Après
Foxtrot qui a accentué les espoirs placés en
Genesis, le moment était venu pour la bande à Gabriel de se placer une fois pour toutes parmi les légendes du rock, et c’est justement l’année de Dark Side of the Moon de
Pink Floyd que
Genesis décide de prendre une telle ampleur. De
Trespass à
Foxtrot, on baignait dans un prog rock old school façon
King Crimson, mais cette fois le groupe a élargi son domaine, en incluant à la fois des influences néo-classiques et un matériel de synthétiseurs très moderne. Cela donne
Selling England by the Pound, on retrouve certaine thématique des albums précédents (surtout Get 'Em Out by Friday qui semble être un précurseur de l’album), des titres miraculeux et une structure habile, en bref l’album prog idéal.
L’album repose sur 4 gros morceaux, agrémentés de 2 titres plus courts, un intermède instrumental et une conclusion. Le premier acte est Dancing with the Moonlit Knight, qui commence avec la voix de
Peter Gabriel a capella, puis vient la guitare de Hackett, assez bluesy (!!?) et on entre progressivement dans l’univers de l’album, avec un passage épique dans lequel la voix de Gabriel est plus théatrâle que jamais, puis un étonnant passage où le riff et le solo de guitare rappellent fortement le heavy metal à la Malmsteen, le tout servi par une batterie d’un Collins qui martelle ses fûts comme un taré, et ça nous donne le moment le plus metallique de toute l’histoire de
Genesis, sans oublier que les choeurs qui viennent ensuite confirment cette impression. Malgré ces passages plus « puissants », d’autres passages plus mélodiques d’orgue confirment la grande maîtrise et la qualité de ce premier acte. Arrive ensuite
I Know What I Like (in Your Wardrobe), qui deviendra un standard en live, plus simple mais néanmoins de grande qualité. Le deuxième acte, Firth of Fifth, est probablement LA chanson de l’album, intro au piano à la technique invraisemblable, passage lent chanté par un Gabriel toujours aussi transcendant, puis le passage intru, quelle claque, entre les synthés qui donnent l’impression d’une grande modernité et les passages baroques à la flute ou à l’orgue qui nous replongent 3 siècles en arrière, sans oublier le solo de Hackett à la Gilmour, quel génie, quelle technique et quel sens de la mélodie et de la construction, ce titre est tout simplement renversant.

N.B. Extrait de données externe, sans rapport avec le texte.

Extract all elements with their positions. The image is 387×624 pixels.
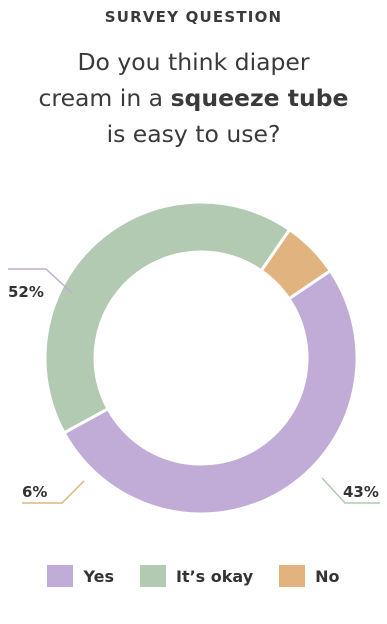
leader-yes (8, 268, 73, 294)
label-leaders (8, 268, 380, 504)
legend-swatch-okay (139, 565, 166, 587)
slice-no (259, 227, 333, 301)
data-label-okay: 43% (343, 483, 379, 501)
slice-yes (62, 268, 359, 516)
leader-okay (321, 477, 380, 504)
question-emphasis: squeeze tube (170, 84, 349, 112)
legend-label-no: No (315, 566, 340, 586)
question-line-3: is easy to use? (106, 120, 281, 148)
legend-item-yes: Yes (47, 565, 114, 587)
legend-label-okay: It’s okay (175, 566, 254, 586)
data-label-no: 6% (22, 483, 47, 501)
data-label-yes: 52% (8, 283, 44, 301)
question-line-1: Do you think diaper (77, 48, 310, 76)
legend: Yes It’s okay No (0, 565, 387, 587)
legend-swatch-yes (47, 565, 74, 587)
legend-item-okay: It’s okay (139, 565, 254, 587)
question-line-2: cream in a squeeze tube (0, 80, 387, 116)
question-line-2-text: cream in a (38, 84, 171, 112)
legend-item-no: No (279, 565, 340, 587)
legend-label-yes: Yes (83, 566, 114, 586)
donut-slices (43, 200, 359, 516)
slice-okay (43, 200, 292, 435)
legend-swatch-no (279, 565, 306, 587)
question-title: Do you think diaper cream in a squeeze t… (0, 44, 387, 152)
survey-eyebrow: SURVEY QUESTION (104, 8, 283, 26)
leader-no (22, 480, 85, 504)
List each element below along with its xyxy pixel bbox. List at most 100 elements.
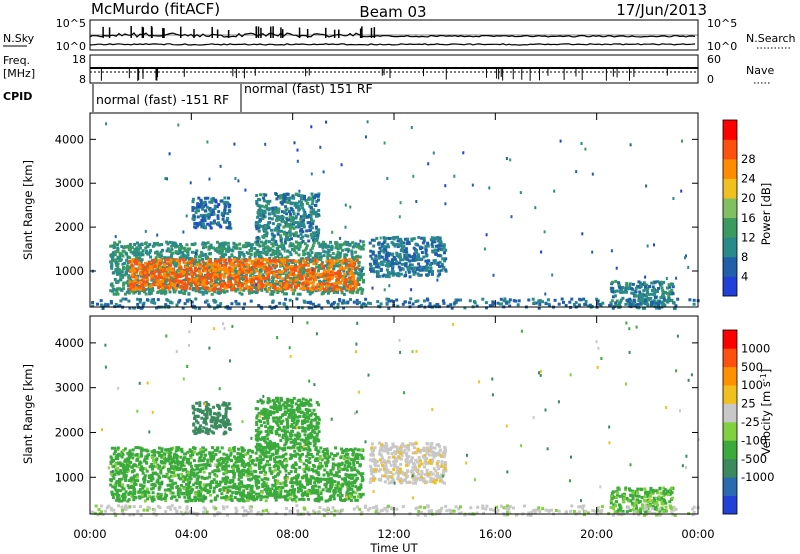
range-gate-cell <box>311 219 315 223</box>
range-gate-cell <box>272 252 276 256</box>
range-gate-cell <box>191 453 195 457</box>
range-gate-cell <box>286 192 290 196</box>
range-gate-cell <box>122 283 125 287</box>
range-gate-cell <box>309 300 312 304</box>
range-gate-cell <box>365 135 367 139</box>
range-gate-cell <box>286 224 290 228</box>
range-gate-cell <box>228 209 232 213</box>
range-gate-cell <box>195 279 199 283</box>
range-gate-cell <box>270 289 274 293</box>
range-gate-cell <box>131 246 135 250</box>
range-gate-cell <box>183 495 187 499</box>
range-gate-cell <box>166 247 170 251</box>
range-gate-cell <box>170 247 174 251</box>
range-gate-cell <box>241 307 245 310</box>
range-gate-cell <box>260 204 264 208</box>
range-gate-cell <box>350 252 354 256</box>
range-gate-cell <box>327 277 331 281</box>
range-gate-cell <box>674 304 678 308</box>
range-gate-cell <box>629 287 633 290</box>
range-gate-cell <box>322 473 326 477</box>
range-gate-cell <box>224 285 228 289</box>
range-gate-cell <box>342 261 346 265</box>
range-gate-cell <box>359 247 363 251</box>
range-gate-cell <box>223 206 227 210</box>
range-gate-cell <box>557 302 561 306</box>
range-gate-cell <box>307 497 310 501</box>
range-gate-cell <box>514 299 518 303</box>
range-gate-cell <box>217 268 221 272</box>
range-gate-cell <box>233 256 237 260</box>
range-gate-cell <box>392 237 396 241</box>
range-gate-cell <box>146 244 150 248</box>
range-gate-cell <box>360 303 364 307</box>
range-gate-cell <box>290 265 294 269</box>
range-gate-cell <box>311 259 315 263</box>
range-gate-cell <box>422 236 426 240</box>
range-gate-cell <box>264 193 268 197</box>
range-gate-cell <box>267 271 271 275</box>
range-gate-cell <box>403 300 407 304</box>
range-gate-cell <box>164 270 168 274</box>
range-gate-cell <box>257 275 261 279</box>
range-gate-cell <box>584 147 587 151</box>
range-gate-cell <box>195 249 199 253</box>
colorbar-swatch <box>723 139 737 160</box>
range-gate-cell <box>148 465 152 469</box>
range-gate-cell <box>127 244 130 248</box>
range-gate-cell <box>135 276 139 280</box>
range-gate-cell <box>150 298 154 302</box>
range-gate-cell <box>129 454 132 457</box>
date-label: 17/Jun/2013 <box>616 1 707 19</box>
range-gate-cell <box>226 283 230 287</box>
range-gate-cell <box>219 267 223 271</box>
range-gate-cell <box>200 463 204 467</box>
range-gate-cell <box>330 265 333 269</box>
range-gate-cell <box>310 226 314 230</box>
range-gate-cell <box>128 256 132 260</box>
range-gate-cell <box>617 303 621 307</box>
range-gate-cell <box>130 289 134 293</box>
range-gate-cell <box>361 266 365 270</box>
range-gate-cell <box>148 292 152 296</box>
range-gate-cell <box>166 177 168 181</box>
range-gate-cell <box>234 465 237 469</box>
range-gate-cell <box>209 499 213 503</box>
range-gate-cell <box>209 246 213 249</box>
range-gate-cell <box>273 306 277 310</box>
range-gate-cell <box>335 244 339 248</box>
range-gate-cell <box>171 268 175 272</box>
range-gate-cell <box>639 284 643 288</box>
range-gate-cell <box>150 487 154 491</box>
range-gate-cell <box>250 283 254 287</box>
range-gate-cell <box>233 260 237 264</box>
range-gate-cell <box>347 257 351 261</box>
range-gate-cell <box>441 299 445 303</box>
range-gate-cell <box>322 242 326 246</box>
range-gate-cell <box>204 274 208 278</box>
range-gate-cell <box>202 470 206 474</box>
range-gate-cell <box>372 267 375 271</box>
range-gate-cell <box>278 470 282 474</box>
range-gate-cell <box>203 276 207 280</box>
range-gate-cell <box>224 220 228 224</box>
range-gate-cell <box>273 287 277 291</box>
range-gate-cell <box>410 267 414 270</box>
colorbar-swatch <box>723 120 737 140</box>
range-gate-cell <box>399 272 403 276</box>
range-gate-cell <box>384 253 388 257</box>
range-gate-cell <box>297 270 301 274</box>
range-gate-cell <box>262 227 266 231</box>
range-gate-cell <box>277 207 281 211</box>
range-gate-cell <box>596 302 600 306</box>
range-gate-cell <box>326 255 330 259</box>
range-gate-cell <box>253 283 257 287</box>
range-gate-cell <box>230 276 233 280</box>
range-gate-cell <box>301 249 305 253</box>
range-gate-cell <box>138 281 142 285</box>
range-gate-cell <box>405 250 409 254</box>
range-gate-cell <box>293 283 297 286</box>
range-gate-cell <box>208 260 212 264</box>
range-gate-cell <box>586 304 590 308</box>
range-gate-cell <box>186 277 190 281</box>
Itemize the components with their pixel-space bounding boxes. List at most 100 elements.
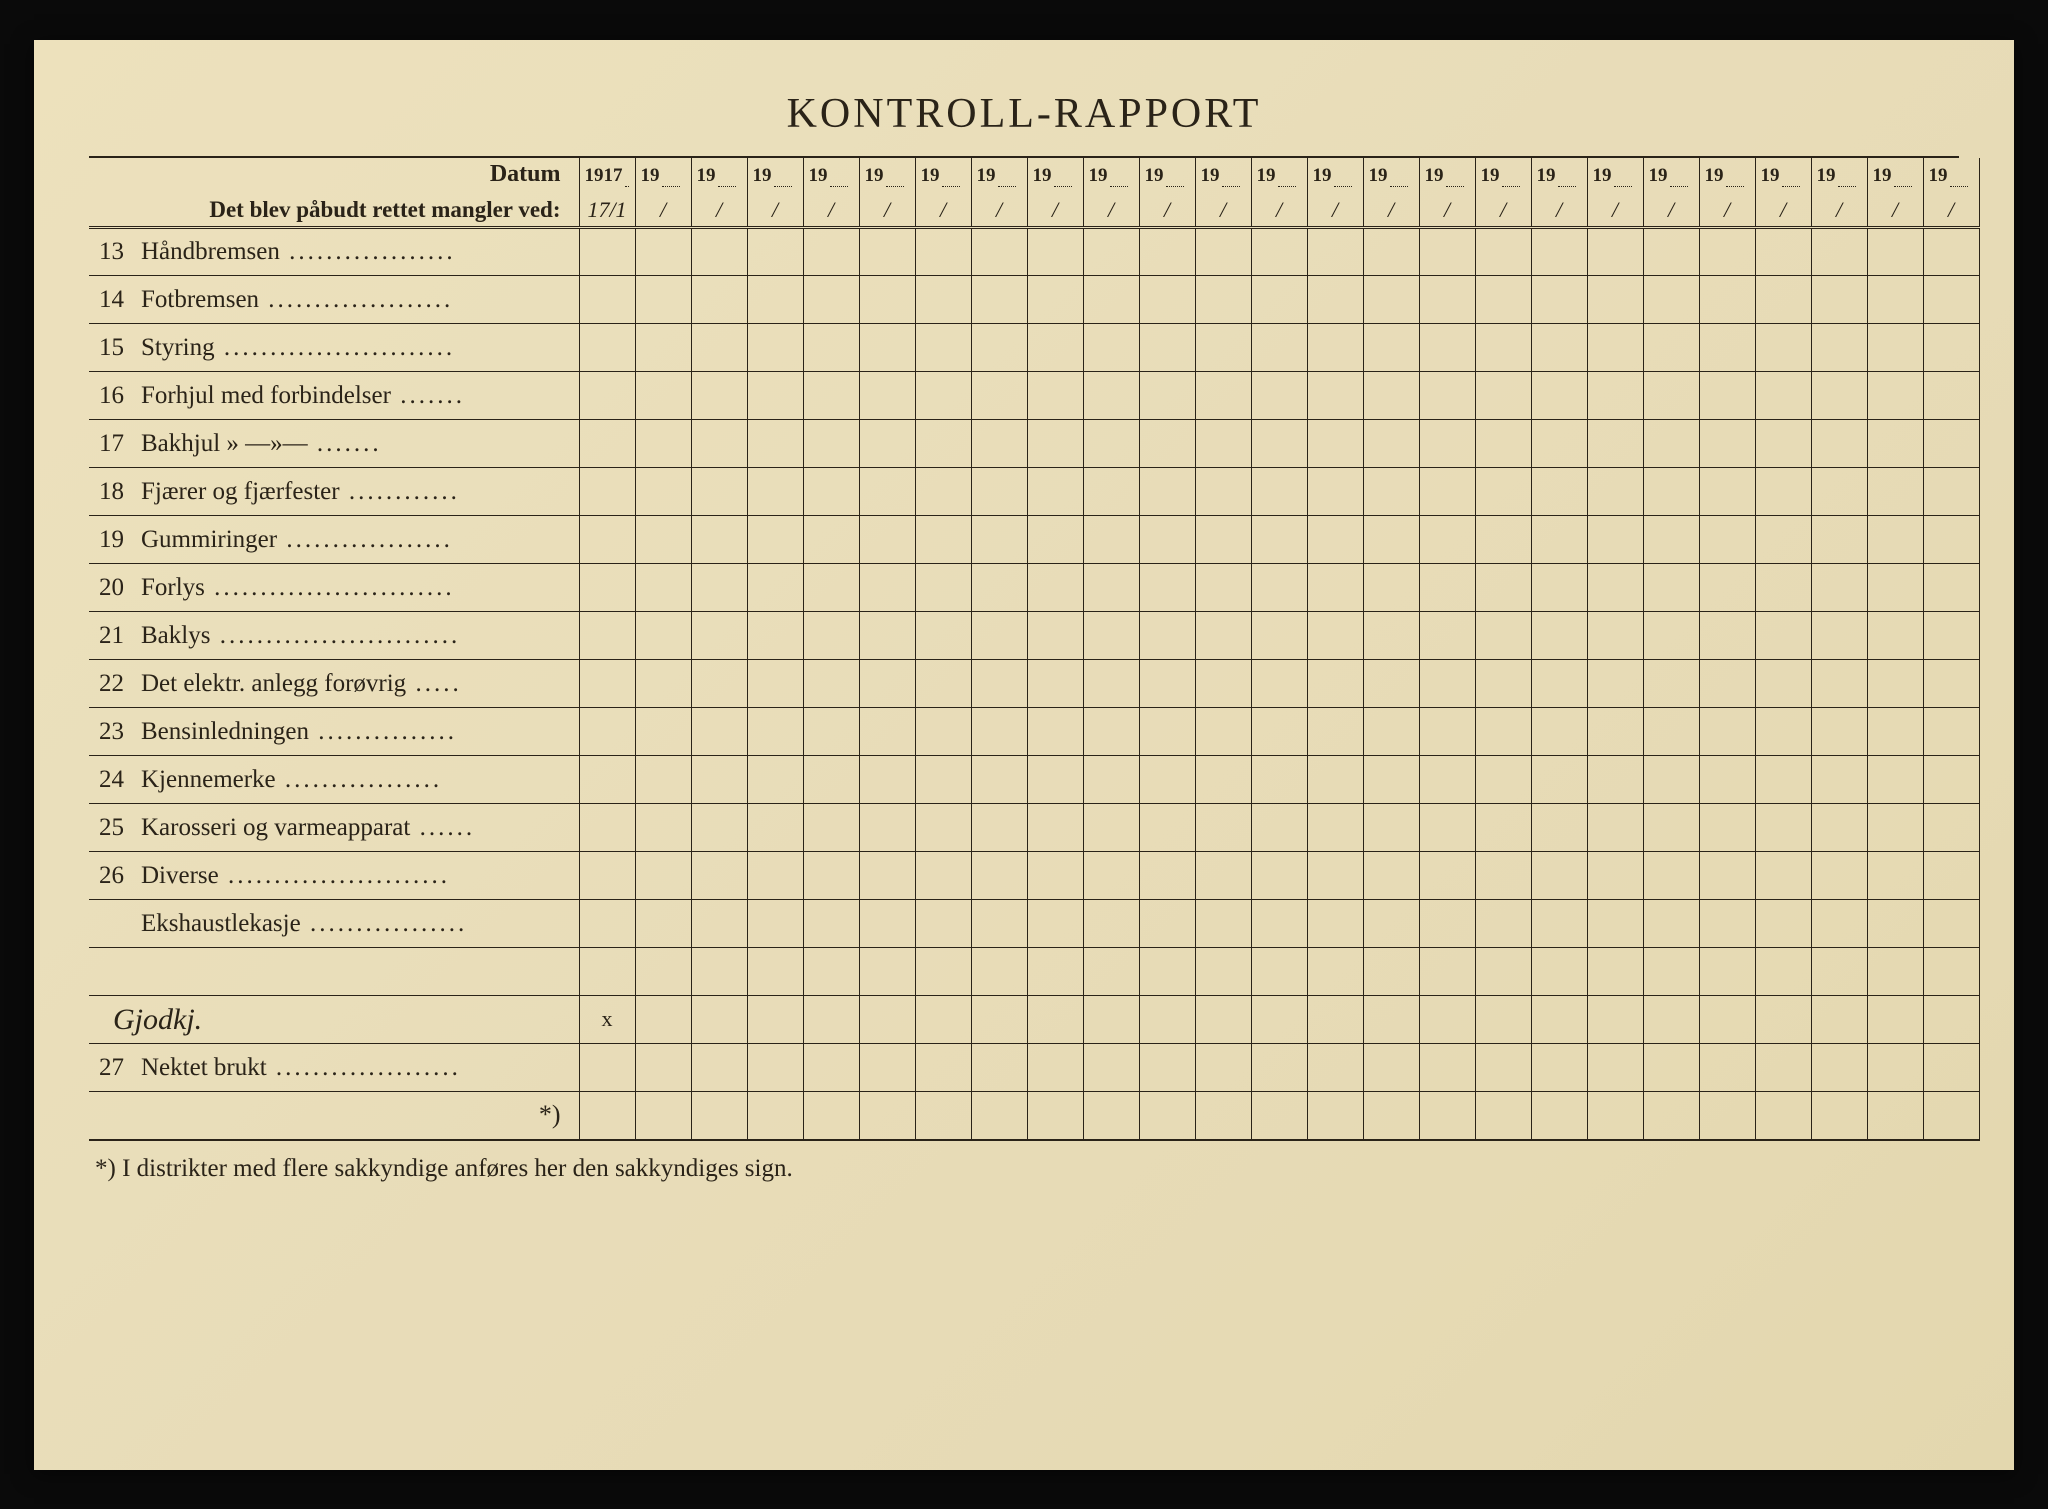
grid-cell: [1531, 612, 1587, 660]
grid-cell: [1027, 804, 1083, 852]
grid-cell: [803, 564, 859, 612]
grid-cell: [1811, 228, 1867, 276]
grid-cell: [1699, 516, 1755, 564]
grid-cell: [1923, 900, 1979, 948]
grid-cell: [1755, 948, 1811, 996]
grid-cell: [859, 660, 915, 708]
grid-cell: [1139, 708, 1195, 756]
grid-cell: [1307, 804, 1363, 852]
grid-cell: [803, 996, 859, 1044]
grid-cell: [1475, 612, 1531, 660]
grid-cell: [859, 516, 915, 564]
grid-cell: [1867, 516, 1923, 564]
grid-cell: [579, 420, 635, 468]
grid-cell: [747, 1044, 803, 1092]
grid-cell: [1867, 612, 1923, 660]
grid-cell: [1923, 324, 1979, 372]
grid-cell: [1307, 996, 1363, 1044]
grid-cell: [803, 324, 859, 372]
grid-cell: [1811, 852, 1867, 900]
table-row: 21Baklys ..........................: [89, 612, 1979, 660]
grid-cell: [1531, 1092, 1587, 1140]
grid-cell: [1811, 708, 1867, 756]
grid-cell: [1307, 660, 1363, 708]
grid-cell: [635, 564, 691, 612]
grid-cell: [1307, 564, 1363, 612]
grid-cell: [1251, 468, 1307, 516]
grid-cell: [579, 756, 635, 804]
year-entry: /: [1195, 194, 1251, 228]
grid-cell: [691, 708, 747, 756]
grid-cell: [1307, 420, 1363, 468]
grid-cell: [803, 372, 859, 420]
grid-cell: [1587, 516, 1643, 564]
grid-cell: [803, 468, 859, 516]
grid-cell: [915, 756, 971, 804]
grid-cell: [1363, 756, 1419, 804]
grid-cell: [1419, 900, 1475, 948]
grid-cell: [1587, 1044, 1643, 1092]
grid-cell: [1643, 660, 1699, 708]
grid-cell: [635, 276, 691, 324]
grid-cell: [635, 948, 691, 996]
footnote: *) I distrikter med flere sakkyndige anf…: [89, 1141, 1959, 1183]
grid-cell: [1027, 708, 1083, 756]
grid-cell: [1139, 516, 1195, 564]
grid-cell: [1587, 900, 1643, 948]
grid-cell: [1587, 756, 1643, 804]
grid-cell: [1139, 468, 1195, 516]
grid-cell: [915, 276, 971, 324]
grid-cell: [1195, 900, 1251, 948]
grid-cell: [1755, 900, 1811, 948]
grid-cell: [1419, 468, 1475, 516]
grid-cell: [859, 708, 915, 756]
grid-cell: [1139, 612, 1195, 660]
grid-cell: [635, 228, 691, 276]
grid-cell: [971, 1044, 1027, 1092]
grid-cell: [1027, 276, 1083, 324]
year-entry: /: [1699, 194, 1755, 228]
grid-cell: [1419, 708, 1475, 756]
grid-cell: [1699, 900, 1755, 948]
grid-cell: [1251, 900, 1307, 948]
year-entry: /: [1419, 194, 1475, 228]
grid-cell: [1307, 756, 1363, 804]
grid-cell: [747, 612, 803, 660]
grid-cell: [915, 1044, 971, 1092]
grid-cell: [915, 564, 971, 612]
grid-cell: [971, 708, 1027, 756]
grid-cell: [1643, 900, 1699, 948]
grid-cell: [803, 852, 859, 900]
grid-cell: [1251, 420, 1307, 468]
grid-cell: [1251, 804, 1307, 852]
grid-cell: [1531, 372, 1587, 420]
grid-cell: [1755, 1044, 1811, 1092]
grid-cell: [1307, 612, 1363, 660]
grid-cell: [1419, 612, 1475, 660]
table-row: 13Håndbremsen ..................: [89, 228, 1979, 276]
year-header: 19: [1587, 158, 1643, 194]
table-row: Ekshaustlekasje .................: [89, 900, 1979, 948]
grid-cell: [1699, 660, 1755, 708]
grid-cell: [1363, 516, 1419, 564]
grid-cell: [1643, 708, 1699, 756]
grid-cell: [1195, 276, 1251, 324]
grid-cell: [1363, 804, 1419, 852]
grid-cell: [691, 228, 747, 276]
grid-cell: [915, 708, 971, 756]
grid-cell: [1475, 372, 1531, 420]
grid-cell: [1027, 516, 1083, 564]
grid-cell: [1867, 1044, 1923, 1092]
grid-cell: [579, 516, 635, 564]
grid-cell: [1643, 420, 1699, 468]
grid-cell: [859, 900, 915, 948]
grid-cell: [1419, 1092, 1475, 1140]
grid-cell: [1587, 804, 1643, 852]
grid-cell: [1643, 516, 1699, 564]
grid-cell: [1083, 276, 1139, 324]
grid-cell: [1307, 1044, 1363, 1092]
grid-cell: [915, 996, 971, 1044]
grid-cell: [1139, 996, 1195, 1044]
grid-cell: [1027, 324, 1083, 372]
year-header: 19: [747, 158, 803, 194]
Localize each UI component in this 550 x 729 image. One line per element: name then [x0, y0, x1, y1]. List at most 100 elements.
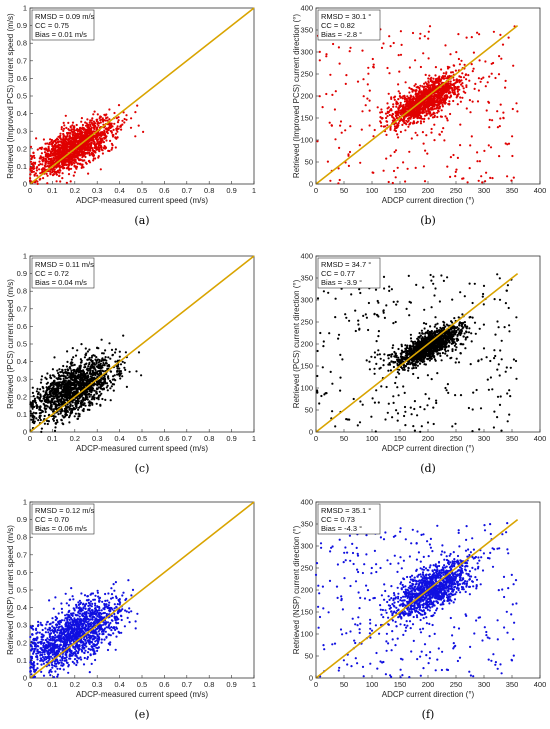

More Fool Me est plus pop et vient contrebalancer les envolées épiques de Firth of Fifth, un moment de calme très agréable. Troisième acte, The Battle of Epping
Forest, véritable démonstration de batterie de
Phil Collins, avec un synthé digne des années 80 (non péjoratif), très avant-gardiste, un épisme toujours aussi affirmé, et des passages intrigants comme celui où
Peter Gabriel se met à rouler les R à la
Jethro Tull. Un peu à la manière de Horizon’s dans
Foxtrot, After the Ordeal est un intermède instrumental très beau qui annonce le dernier acte de l’album, The Cinema Show, plus déroutant, peu de paroles, à part au début où les airs sont sublimes d’ailleurs, le titre part ensuite dans des univers qui mêlent musique électronique et néo-classique, la structure est moins évidente mais la créativité est impressionnante. La conclusion Aisle of Plenty reprend le début de Dancing with The Moonligt Knight, la boucle est bouclée, et l’impression de construction minutieuse est confirmée.
Selling England by the Pound est donc un album extraordinaire, parfait équilibre entre virtuosité technique et qualité de composition, entre avancée électronique moderne et passages néo-classiques épiques absolument géniaux,
Genesis nous offre là un album qui va au delà des attentes. Le groupe a choisi une autre facette du rock progressif, moins planante que celle de
Pink Floyd, avec la présence d’instruments variés (comme la flute) qui en font un album d’une richesse sonore incroyable. L’influence qu’a eu cet album est très éparse, power metal, electro, expérimental, neo prog, tout style à velléités créatives s’est plus ou moins inspiré de certaines fulgurances de cet album, car à ce niveau on ne peut même plus parler de genre, on parle seulement de grande musique.
Le titre le plus interessant étant "the cinema show".